Drei neue Gedenktage in Tschechien
Die tschechischen Abgeordneten möchten den Kalender der Feier- und Gedenktage um drei Einträge erweitern. Als so genannte "bedeutende Tage" sollen der Tag der Bildung, der Gedenktag für Lidice und der Tag der Familie in den Kalender aufgenommen werden. Das sieht eine Gesetzesnovelle vor, die das Abgeordnetenhaus am Mittwoch verabschiedet hat. Der Tag der Bildung soll am 7. April an die Gründung der Karlsuniversität durch Karl IV. im Jahre 1348 erinnern. Dem Gedenken an die Vernichtung des Ortes Lidice durch die nationalsozialistischen Besatzungstruppen im Jahre 1942 ist der 10. Juni bestimmt; den Tag der Familie hatten die Vereinten Nationen bereits 1994 für den 15. Mai ausgerufen. Die so genannten "bedeutenden Tage" werden im Kalender ausgewiesen, sind aber nicht arbeitsfrei.

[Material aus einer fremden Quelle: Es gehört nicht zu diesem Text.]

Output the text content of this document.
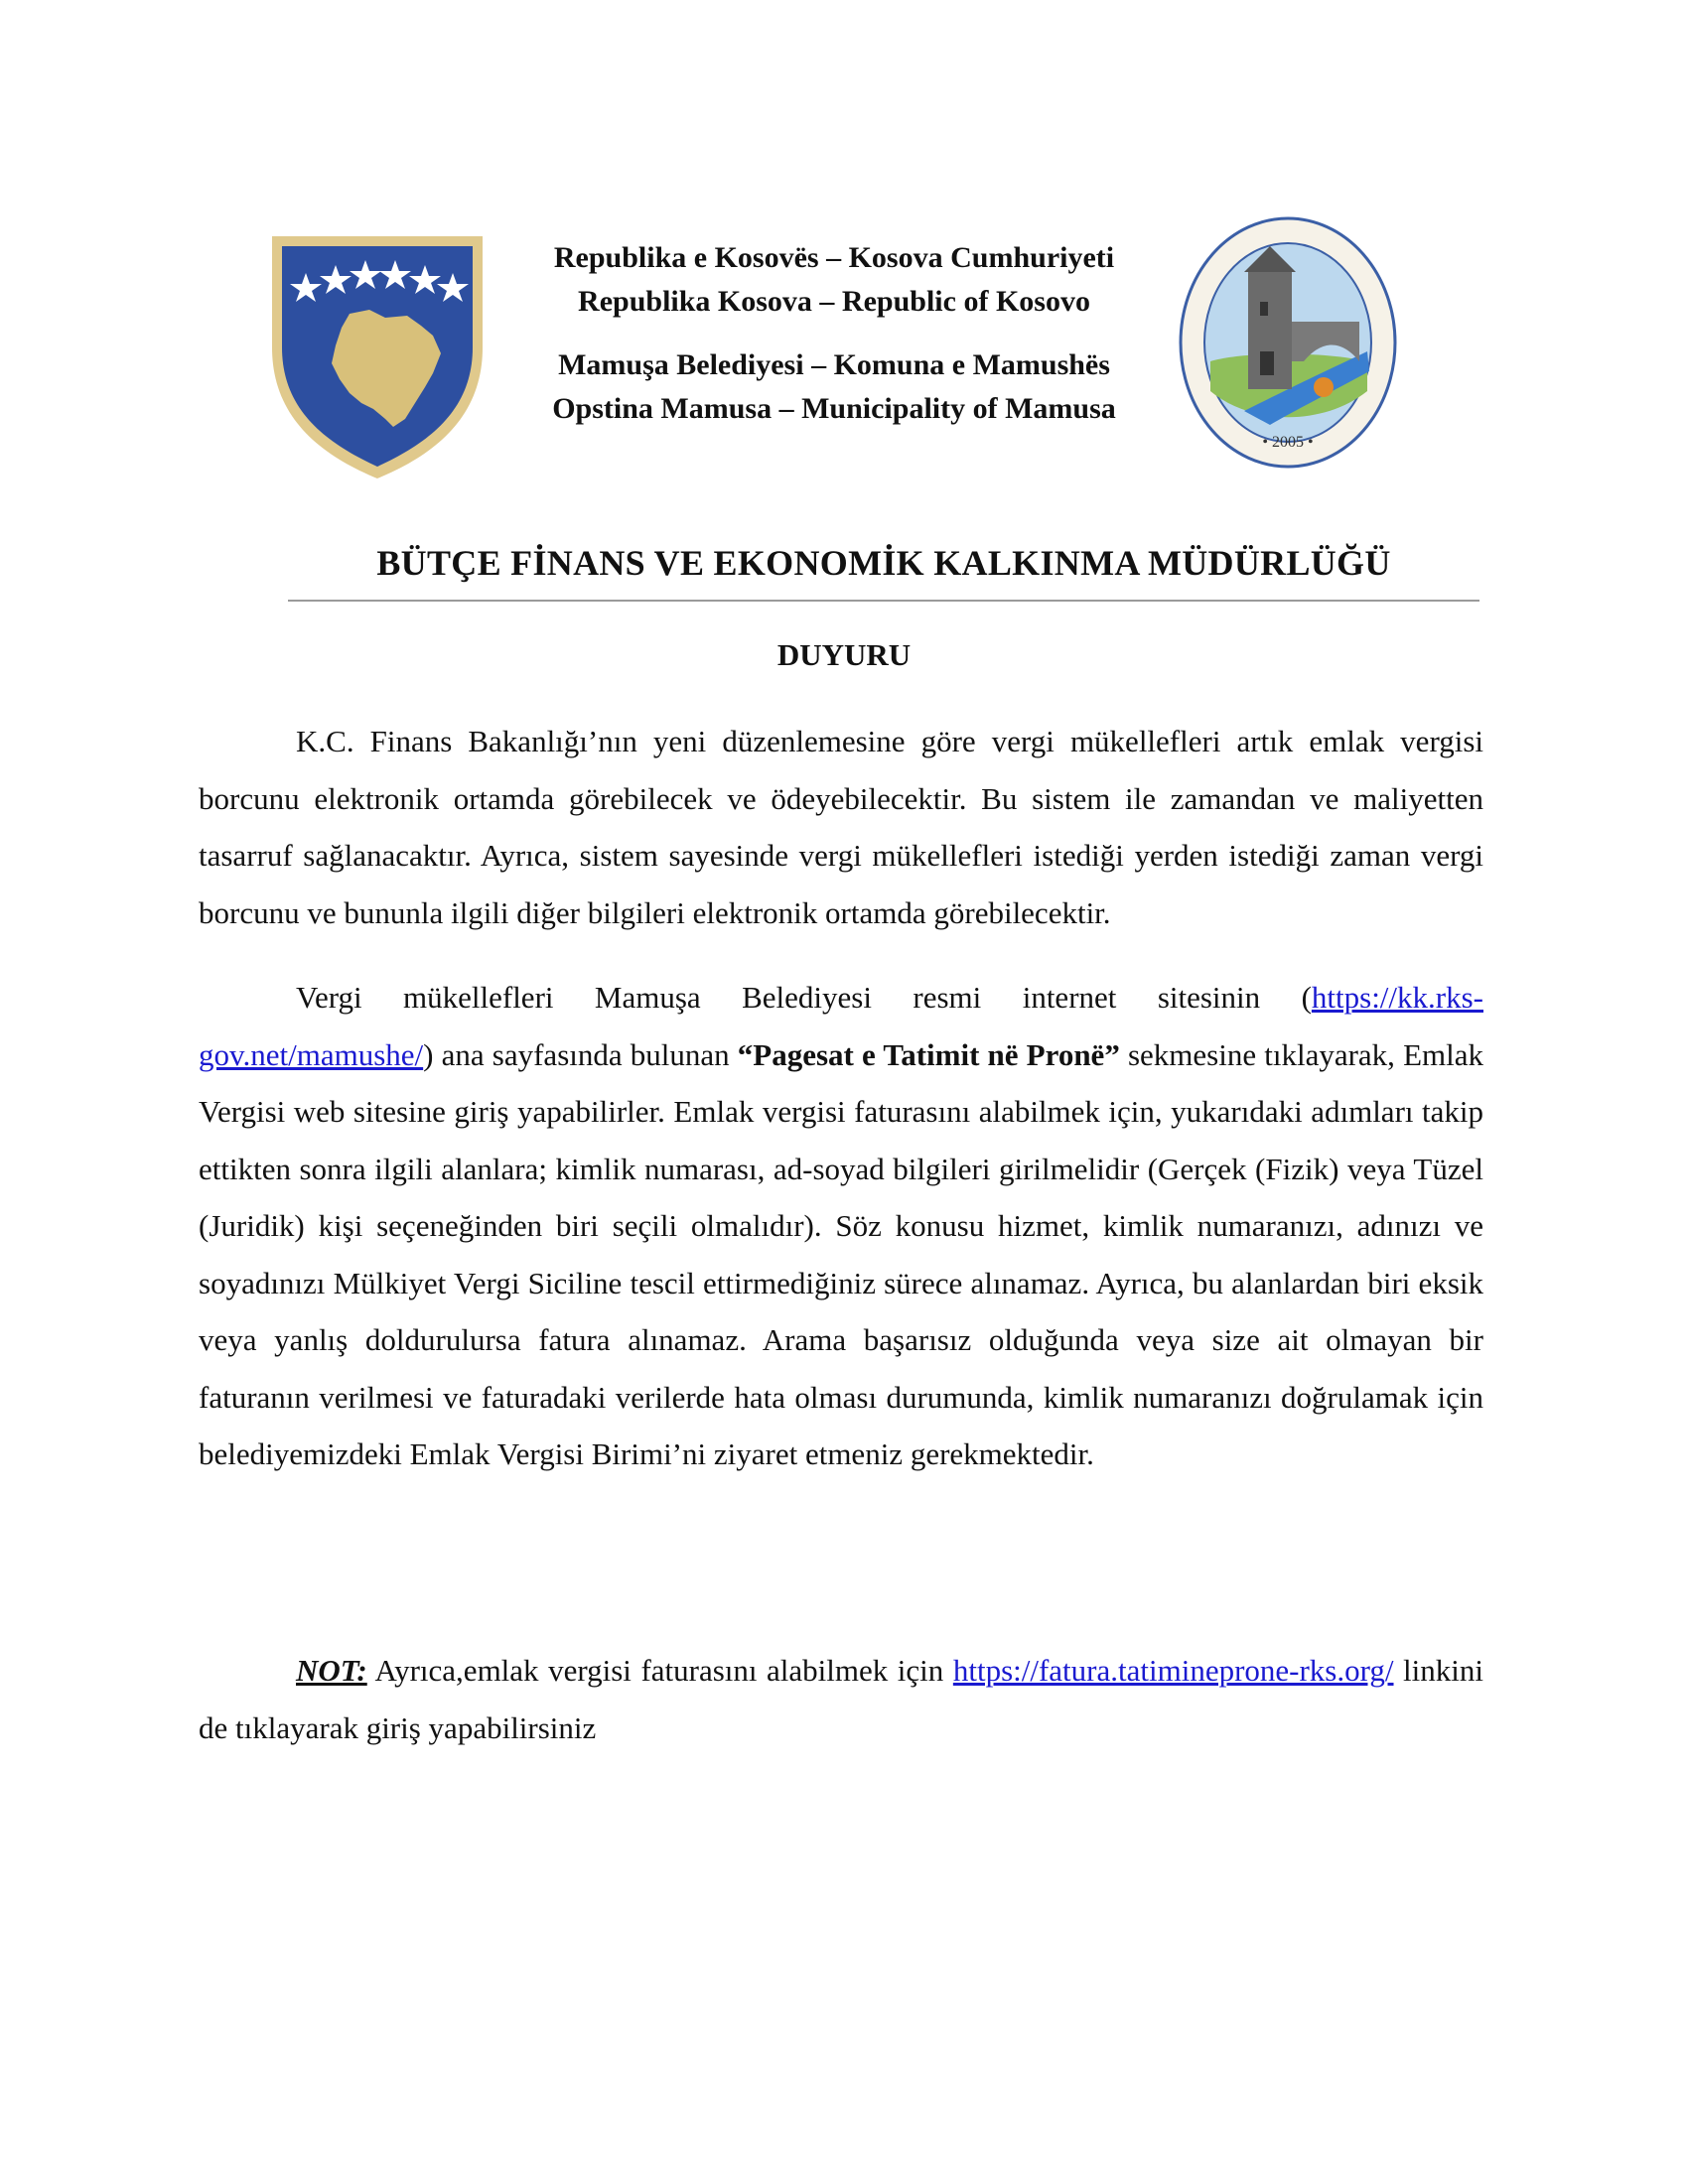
Republika e Kosovës – Kosova Cumhuriyeti
Republika Kosova – Republic of Kosovo
Mamuşa Belediyesi – Komuna e Mamushës
Opstina Mamusa – Municipality of Mamusa
• 2005 •
BÜTÇE FİNANS VE EKONOMİK KALKINMA MÜDÜRLÜĞÜ
DUYURU
K.C. Finans Bakanlığı’nın yeni düzenlemesine göre vergi mükellefleri artık emlak vergisi borcunu elektronik ortamda görebilecek ve ödeyebilecektir. Bu sistem ile zamandan ve maliyetten tasarruf sağlanacaktır. Ayrıca, sistem sayesinde vergi mükellefleri istediği yerden istediği zaman vergi borcunu ve bununla ilgili diğer bilgileri elektronik ortamda görebilecektir.
Vergi mükellefleri Mamuşa Belediyesi resmi internet sitesinin (https://kk.rks-gov.net/mamushe/) ana sayfasında bulunan “Pagesat e Tatimit në Pronë” sekmesine tıklayarak, Emlak Vergisi web sitesine giriş yapabilirler. Emlak vergisi faturasını alabilmek için, yukarıdaki adımları takip ettikten sonra ilgili alanlara; kimlik numarası, ad-soyad bilgileri girilmelidir (Gerçek (Fizik) veya Tüzel (Juridik) kişi seçeneğinden biri seçili olmalıdır). Söz konusu hizmet, kimlik numaranızı, adınızı ve soyadınızı Mülkiyet Vergi Siciline tescil ettirmediğiniz sürece alınamaz. Ayrıca, bu alanlardan biri eksik veya yanlış doldurulursa fatura alınamaz. Arama başarısız olduğunda veya size ait olmayan bir faturanın verilmesi ve faturadaki verilerde hata olması durumunda, kimlik numaranızı doğrulamak için belediyemizdeki Emlak Vergisi Birimi’ni ziyaret etmeniz gerekmektedir.
NOT: Ayrıca,emlak vergisi faturasını alabilmek için https://fatura.tatimineprone-rks.org/ linkini de tıklayarak giriş yapabilirsiniz
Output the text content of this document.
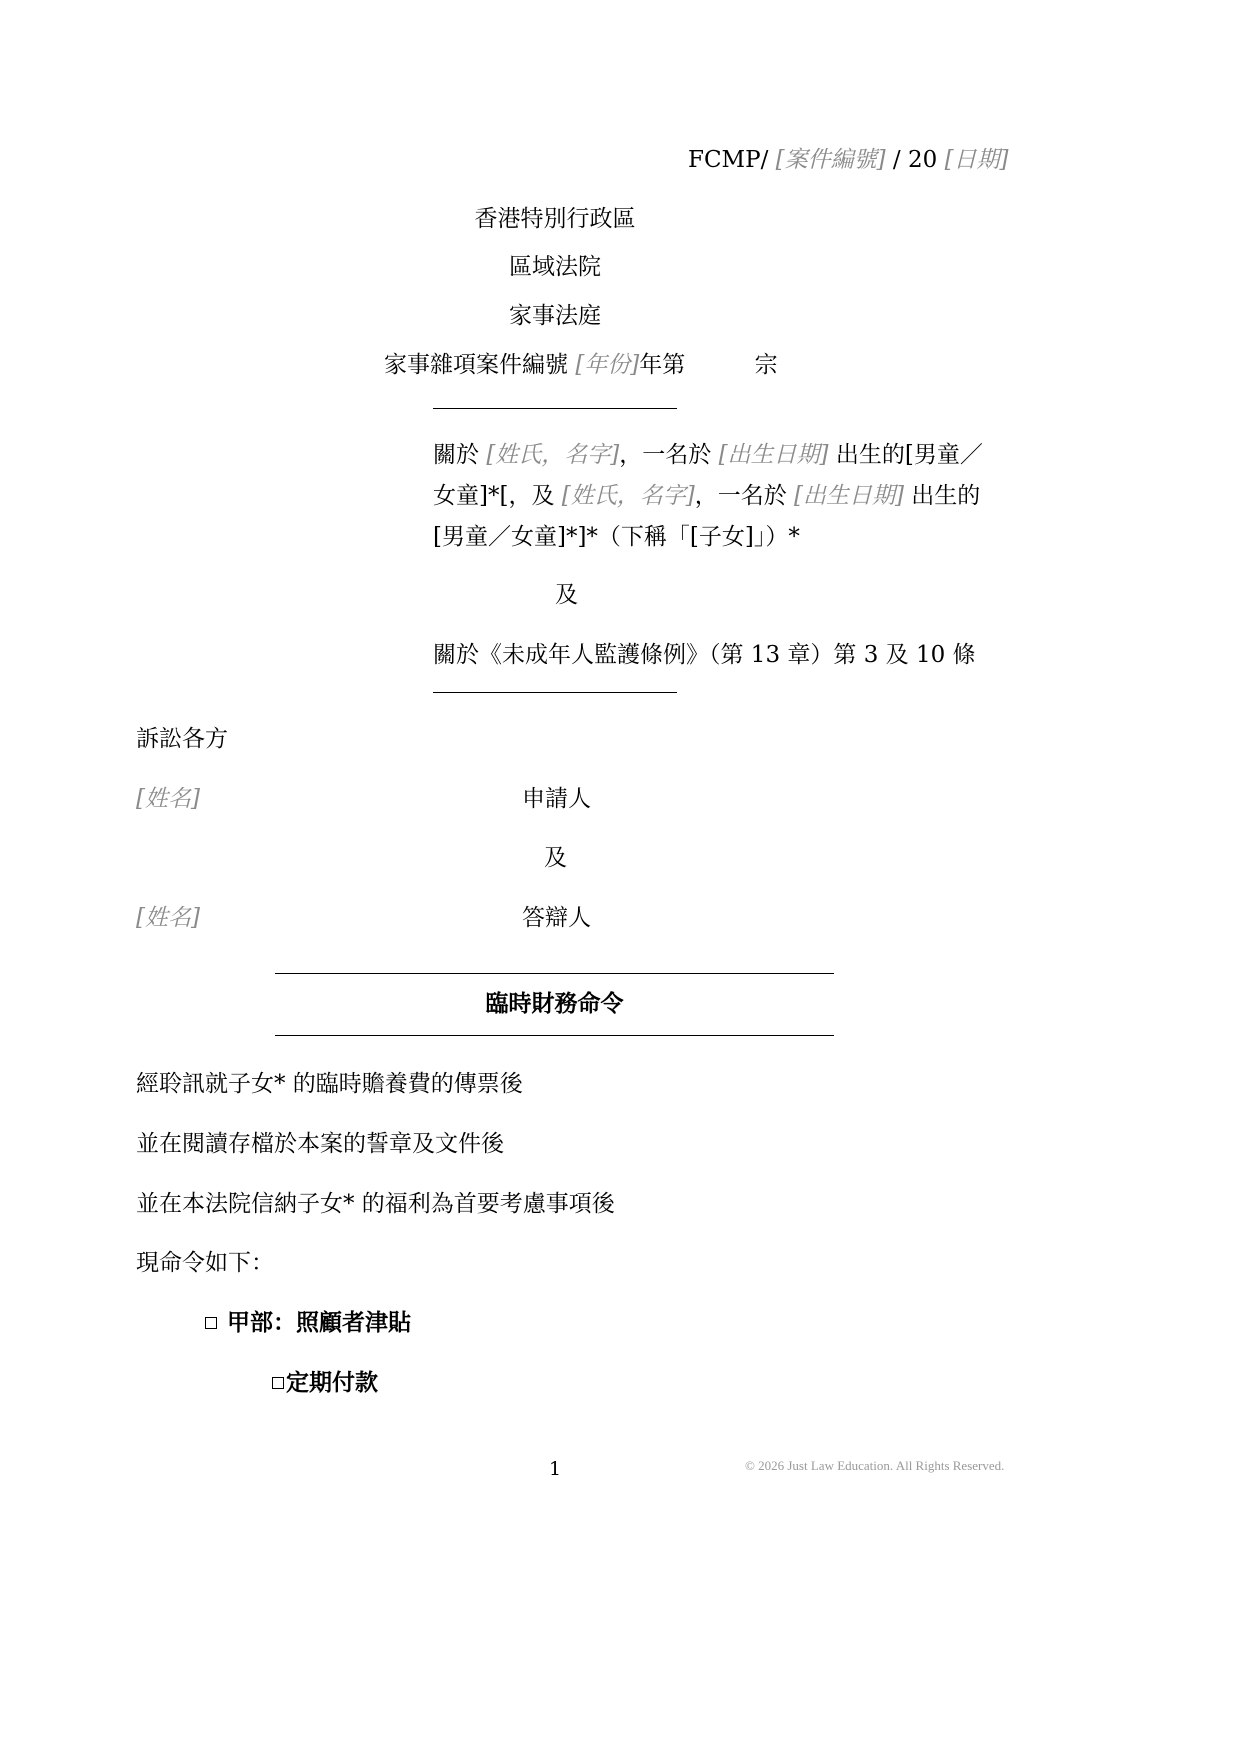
FCMP/ [案件編號] / 20 [日期]
香港特別行政區
區域法院
家事法庭
家事雜項案件編號 [年份]年第	宗
關於 [姓氏，名字]，一名於 [出生日期] 出生的[男童／
女童]*[，及 [姓氏，名字]，一名於 [出生日期] 出生的
[男童／女童]*]*（下稱「[子女]」）*
及
關於《未成年人監護條例》（第 13 章）第 3 及 10 條
訴訟各方
[姓名]	申請人
及
[姓名]	答辯人
臨時財務命令
經聆訊就子女* 的臨時贍養費的傳票後
並在閱讀存檔於本案的誓章及文件後
並在本法院信納子女* 的福利為首要考慮事項後
現命令如下：
甲部：照顧者津貼
定期付款
1	© 2026 Just Law Education. All Rights Reserved.
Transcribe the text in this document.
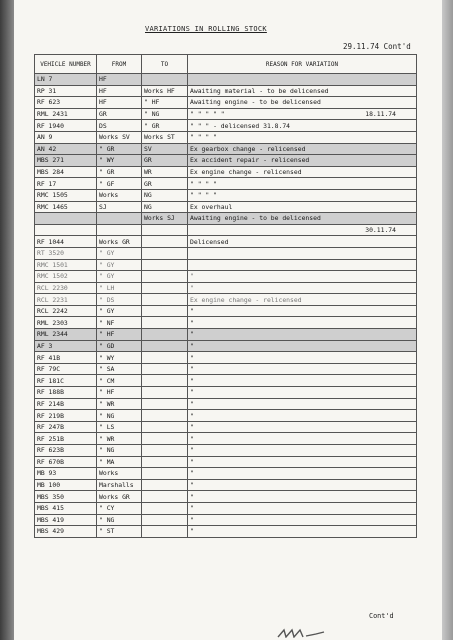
VARIATIONS IN ROLLING STOCK
29.11.74 Cont'd
VEHICLE NUMBER	FROM	TO	REASON FOR VARIATION
LN 7	HF		
RP 31	HF	Works HF	Awaiting material - to be delicensed
RF 623	HF	" HF	Awaiting engine - to be delicensed
RML 2431	GR	" NG	" " " " " 18.11.74

RF 1940	DS	" GR	" " " - delicensed 31.8.74
AN 9	Works SV	Works ST	" " " "
AN 42	" GR	SV	Ex gearbox change - relicensed
MBS 271	" WY	GR	Ex accident repair - relicensed
MBS 284	" GR	WR	Ex engine change - relicensed
RF 17	" GF	GR	" " " "
RMC 1505	Works	NG	" " " "
RMC 1465	SJ	NG	Ex overhaul
		Works SJ	Awaiting engine - to be delicensed

			30.11.74

RF 1044	Works GR		Delicensed
RT 3520	" GY		
RMC 1501	" GY		
RMC 1502	" GY		"
RCL 2230	" LH		"
RCL 2231	" DS		Ex engine change - relicensed
RCL 2242	" GY		"
RML 2303	" NF		"
RML 2344	" HF		"
AF 3	" GD		"
RF 41B	" WY		"
RF 79C	" SA		"
RF 181C	" CM		"
RF 188B	" HF		"
RF 214B	" WR		"
RF 219B	" NG		"
RF 247B	" LS		"
RF 251B	" WR		"
RF 623B	" NG		"
RF 670B	" MA		"
MB 93	Works		"
MB 100	Marshalls		"
MBS 350	Works GR		"
MBS 415	" CY		"
MBS 419	" NG		"
MBS 429	" ST		"
Cont'd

Polizei sprengt Autoersatzteil-Diebesbande
Die Polizei in Mlada Boleslav hat Untersuchungen gegen 15 Personen aufgenommen, denen vorgeworfen wird, in großem Umfang Skoda-Autoersatzteile gestohlen zu haben. Wie ein Polizeisprecher bekannt gab, seien in verschiedenen Lagern Autoteile im Wert von mehr als 50 Millionen Kronen gefunden worden, das sind knapp 1,7 Mio. Euro. Die Teile seien bei der Herstellung in den Zuliefererbetrieben aber auch direkt in den Skoda-Werken entwendet worden. Drei Verdächtige wurden in Haft genommen.
Fußball: Tschechien Weltranglisten-Zweiter
Das tschechische Fußball-Nationalteam hat sich nach der erfolgreichen WM- Qualifikation in der Weltrangliste des Weltverbandes FIFA auf den zweiten Platz vorgeschoben. WM-Gastgeber Deutschland verlor in dem am Mittwoch veröffentlichten Ranking dagegen einen Rang und liegt nur noch auf Platz 16. Unangefochtener Spitzenreiter ist weiterhin Brasilien.